3Nov
ぼくたちがあたりまえのようにつかう「いただきます」「ごちそうさまでした」という習慣は、世界でもめずらしがられるあいさつのひとつ。
同じように世界でもめずらしいあいさつが、南アフリカ地域で暮らすナタール族でみられます。彼らは「こんにちは」の代わりに「サワボナ(毎日あなたを見てますよ)」とあいさつします。対して、応じるほうは「シクホナ(わたしはここにいます)」と返します。
つまり、この部族の人たちは、お互いに見られることで自分が存在していることを確認しあいます。
逆に言えば、人に見られなければ自分は存在しない、ともいえます。
相手を見ること、相手から見られること、というのは思っている以上にだいじなこと。ひとはみな、自分の存在がなんであるかをいつも気にかけているからです。家でも学校でも会社でも。趣味の世界、SNSの世界、そう、あらゆる場所で。
にもかかわらずぼくたちはいま、注意を払うものが多すぎます。目の前に相手がいるのにスマホをのぞいてみたり、相手に顔を向けずに話しかける。ご飯を食べているときですら、スマホをいじる。そこに、日本人独特のあいさつ「いただきます」はありません。
だれもがみな、自分の存在を相手に知ってもらいたい。相手の存在を感じていたい。だからあいさつも交わすのだろうと思います。たしかに表現は違うけど、ナタール族のあいさつも、根っこは同じというわけですね。
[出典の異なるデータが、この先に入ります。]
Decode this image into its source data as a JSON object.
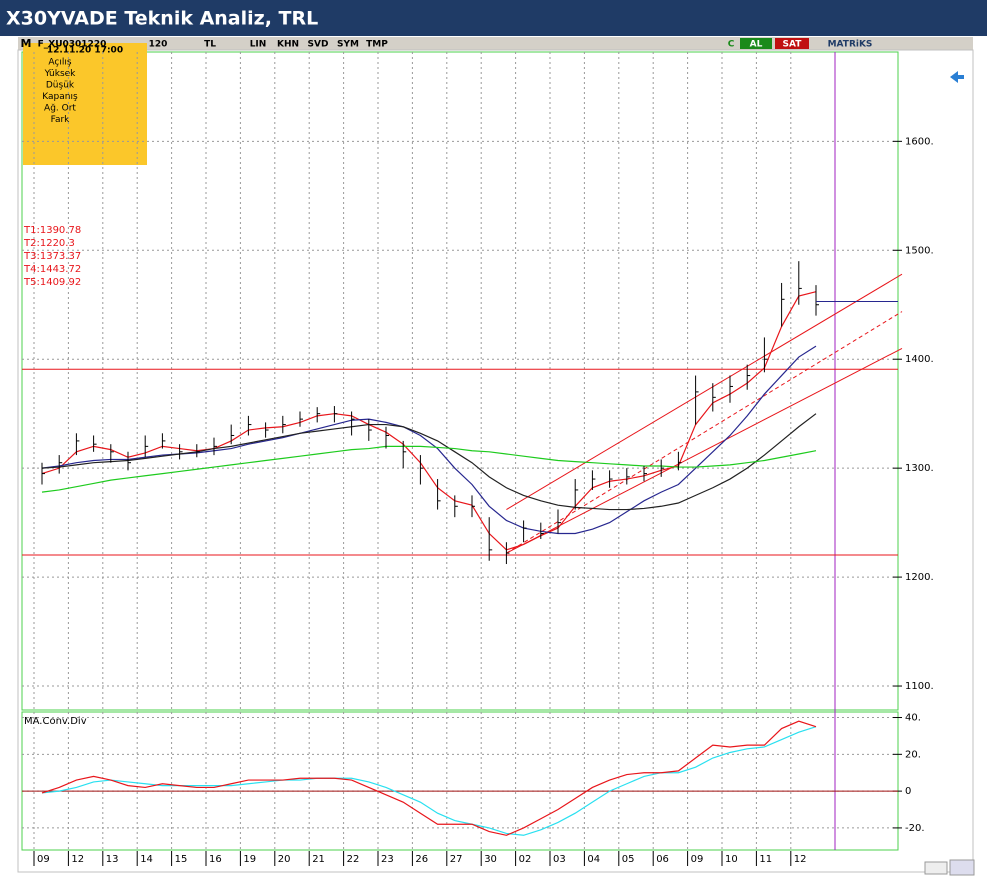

ともすれば、みているようで、あんがい人を見ていないだってあるかもしれません。いまのふるまいは、相手の存在をないがしろにしていなかったでしょうか?慶應義塾大学のボブ・トビン名誉教授は「ひとをみているとき、あなたは相手の自尊感情を高めています」と言います。その通りかもしれないなあ、と思います。
きょうもよい1日を!
相手の存在をないがしろにしている人は
なにより、自分をもないがしろにしがちです。